Dr. Timothy Healy
Scripps Institute of Oceanography, Marine Biology
University of California, San Diego
Tuesday, November 19 10:30am – 11:30am Humphrey Auditorium
Fitness-related physiological traits play key roles in both the adaptive responses of organisms to environmental change, and the formation of reproductive barriers between locally adapted populations. Therefore, identifying the mechanistic basis for variation in these traits is a critical aspect of understanding local adaptation and early-stage reproductive isolation.
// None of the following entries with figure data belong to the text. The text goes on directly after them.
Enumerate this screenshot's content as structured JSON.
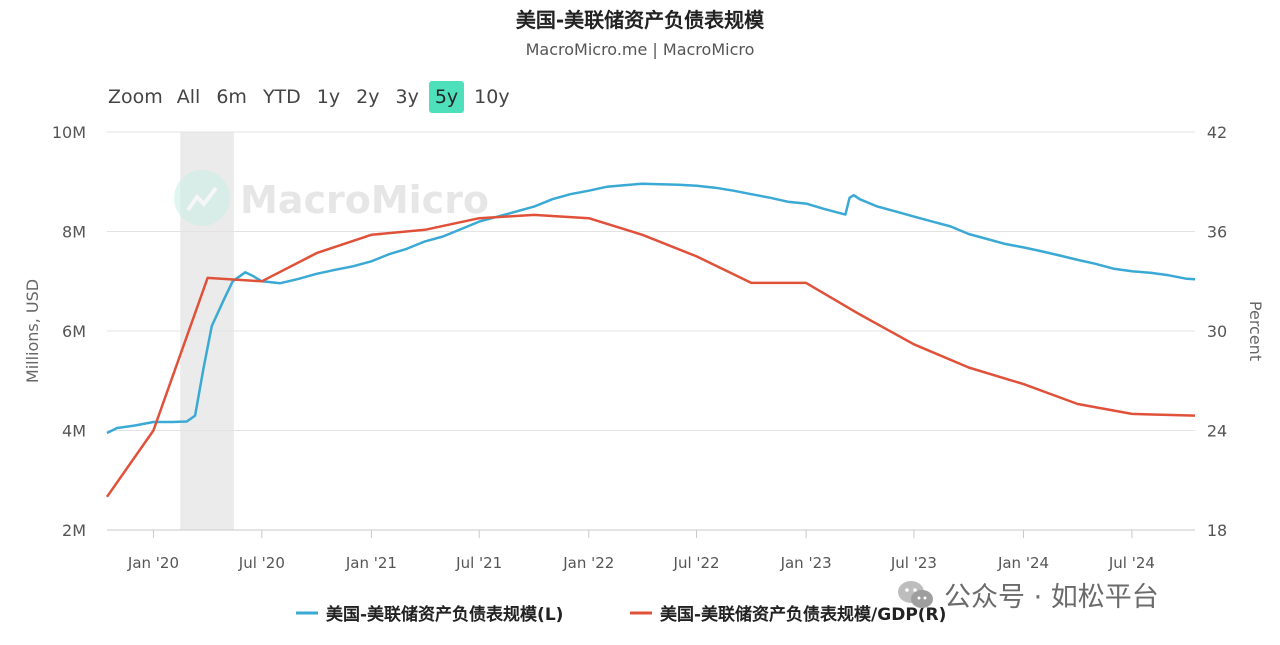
{
  "header": {
    "title": "美国-美联储资产负债表规模",
    "subtitle": "MacroMicro.me | MacroMicro"
  },
  "range_selector": {
    "label": "Zoom",
    "buttons": [
      "All",
      "6m",
      "YTD",
      "1y",
      "2y",
      "3y",
      "5y",
      "10y"
    ],
    "active": "5y"
  },
  "watermark_logo_text": "MacroMicro",
  "overlay_caption": "公众号 · 如松平台",
  "colors": {
    "series_left": "#3aa9d4",
    "series_right": "#e0513a",
    "shade": "#ebebeb",
    "active_button": "#4ee0bb"
  },
  "chart_data": {
    "type": "line",
    "title": "美国-美联储资产负债表规模",
    "subtitle": "MacroMicro.me | MacroMicro",
    "x_ticks": [
      "Jan '20",
      "Jul '20",
      "Jan '21",
      "Jul '21",
      "Jan '22",
      "Jul '22",
      "Jan '23",
      "Jul '23",
      "Jan '24",
      "Jul '24"
    ],
    "x_tick_dates": [
      "2020-01-01",
      "2020-07-01",
      "2021-01-01",
      "2021-07-01",
      "2022-01-01",
      "2022-07-01",
      "2023-01-01",
      "2023-07-01",
      "2024-01-01",
      "2024-07-01"
    ],
    "xlim": [
      "2019-10-15",
      "2024-10-15"
    ],
    "left_axis": {
      "label": "Millions, USD",
      "ticks": [
        "2M",
        "4M",
        "6M",
        "8M",
        "10M"
      ],
      "ylim": [
        2000000,
        10000000
      ]
    },
    "right_axis": {
      "label": "Percent",
      "ticks": [
        "18",
        "24",
        "30",
        "36",
        "42"
      ],
      "ylim": [
        18,
        42
      ]
    },
    "grid": true,
    "legend_position": "bottom",
    "shaded_region": {
      "from": "2020-02-15",
      "to": "2020-05-15"
    },
    "series": [
      {
        "name": "美国-美联储资产负债表规模(L)",
        "axis": "left",
        "points": [
          [
            "2019-10-15",
            3950000
          ],
          [
            "2019-11-01",
            4050000
          ],
          [
            "2019-12-01",
            4100000
          ],
          [
            "2020-01-01",
            4170000
          ],
          [
            "2020-02-01",
            4170000
          ],
          [
            "2020-02-26",
            4180000
          ],
          [
            "2020-03-11",
            4300000
          ],
          [
            "2020-03-25",
            5250000
          ],
          [
            "2020-04-08",
            6100000
          ],
          [
            "2020-04-29",
            6650000
          ],
          [
            "2020-05-13",
            7000000
          ],
          [
            "2020-06-03",
            7180000
          ],
          [
            "2020-06-17",
            7100000
          ],
          [
            "2020-07-01",
            7000000
          ],
          [
            "2020-08-01",
            6960000
          ],
          [
            "2020-09-01",
            7050000
          ],
          [
            "2020-10-01",
            7150000
          ],
          [
            "2020-11-01",
            7230000
          ],
          [
            "2020-12-01",
            7300000
          ],
          [
            "2021-01-01",
            7400000
          ],
          [
            "2021-02-01",
            7550000
          ],
          [
            "2021-03-01",
            7650000
          ],
          [
            "2021-04-01",
            7800000
          ],
          [
            "2021-05-01",
            7900000
          ],
          [
            "2021-06-01",
            8050000
          ],
          [
            "2021-07-01",
            8200000
          ],
          [
            "2021-08-01",
            8300000
          ],
          [
            "2021-09-01",
            8400000
          ],
          [
            "2021-10-01",
            8500000
          ],
          [
            "2021-11-01",
            8650000
          ],
          [
            "2021-12-01",
            8750000
          ],
          [
            "2022-01-01",
            8820000
          ],
          [
            "2022-02-01",
            8900000
          ],
          [
            "2022-03-01",
            8930000
          ],
          [
            "2022-04-01",
            8960000
          ],
          [
            "2022-05-01",
            8950000
          ],
          [
            "2022-06-01",
            8940000
          ],
          [
            "2022-07-01",
            8920000
          ],
          [
            "2022-08-01",
            8880000
          ],
          [
            "2022-09-01",
            8820000
          ],
          [
            "2022-10-01",
            8750000
          ],
          [
            "2022-11-01",
            8680000
          ],
          [
            "2022-12-01",
            8600000
          ],
          [
            "2023-01-01",
            8560000
          ],
          [
            "2023-02-01",
            8450000
          ],
          [
            "2023-03-08",
            8340000
          ],
          [
            "2023-03-15",
            8680000
          ],
          [
            "2023-03-22",
            8730000
          ],
          [
            "2023-04-01",
            8650000
          ],
          [
            "2023-05-01",
            8500000
          ],
          [
            "2023-06-01",
            8400000
          ],
          [
            "2023-07-01",
            8300000
          ],
          [
            "2023-08-01",
            8200000
          ],
          [
            "2023-09-01",
            8100000
          ],
          [
            "2023-10-01",
            7950000
          ],
          [
            "2023-11-01",
            7850000
          ],
          [
            "2023-12-01",
            7750000
          ],
          [
            "2024-01-01",
            7680000
          ],
          [
            "2024-02-01",
            7600000
          ],
          [
            "2024-03-01",
            7520000
          ],
          [
            "2024-04-01",
            7430000
          ],
          [
            "2024-05-01",
            7350000
          ],
          [
            "2024-06-01",
            7250000
          ],
          [
            "2024-07-01",
            7200000
          ],
          [
            "2024-08-01",
            7170000
          ],
          [
            "2024-09-01",
            7120000
          ],
          [
            "2024-10-01",
            7050000
          ],
          [
            "2024-10-15",
            7040000
          ]
        ]
      },
      {
        "name": "美国-美联储资产负债表规模/GDP(R)",
        "axis": "right",
        "points": [
          [
            "2019-10-15",
            20.0
          ],
          [
            "2020-01-01",
            24.0
          ],
          [
            "2020-04-01",
            33.2
          ],
          [
            "2020-07-01",
            33.0
          ],
          [
            "2020-10-01",
            34.7
          ],
          [
            "2021-01-01",
            35.8
          ],
          [
            "2021-04-01",
            36.1
          ],
          [
            "2021-07-01",
            36.8
          ],
          [
            "2021-10-01",
            37.0
          ],
          [
            "2022-01-01",
            36.8
          ],
          [
            "2022-04-01",
            35.8
          ],
          [
            "2022-07-01",
            34.5
          ],
          [
            "2022-10-01",
            32.9
          ],
          [
            "2023-01-01",
            32.9
          ],
          [
            "2023-04-01",
            31.0
          ],
          [
            "2023-07-01",
            29.2
          ],
          [
            "2023-10-01",
            27.8
          ],
          [
            "2024-01-01",
            26.8
          ],
          [
            "2024-04-01",
            25.6
          ],
          [
            "2024-07-01",
            25.0
          ],
          [
            "2024-10-15",
            24.9
          ]
        ]
      }
    ]
  }
}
My research addresses this need by integrating comparative physiology, genetics and genomics to provide novel insights into the mechanisms that underlie intraspecific variation in tolerance limits, metabolic rate and oxidative phosphorylation. In this talk, I demonstrate these approaches using my graduate work on adaptive responses to anthropogenic climate change in the Atlantic killifish (Fundulus heteroclitus), and my postdoctoral work on hybrid breakdown, mitochondrial performance and mitonuclear compatibility in Californian tiger copepods (Tigriopus californicus). Taken together, these studies reveal the immense complexity and polygenic nature of the physiological and genetic mechanisms that underlie population divergence and local adaptation, and illustrate the power of my integrative approach for studying the evolution of physiological systems. My research not only highlights the pivotal role that physiological traits play in adaptive processes, but also addresses a fundamental goal of modern biology: mechanistically linking genotype to phenotype.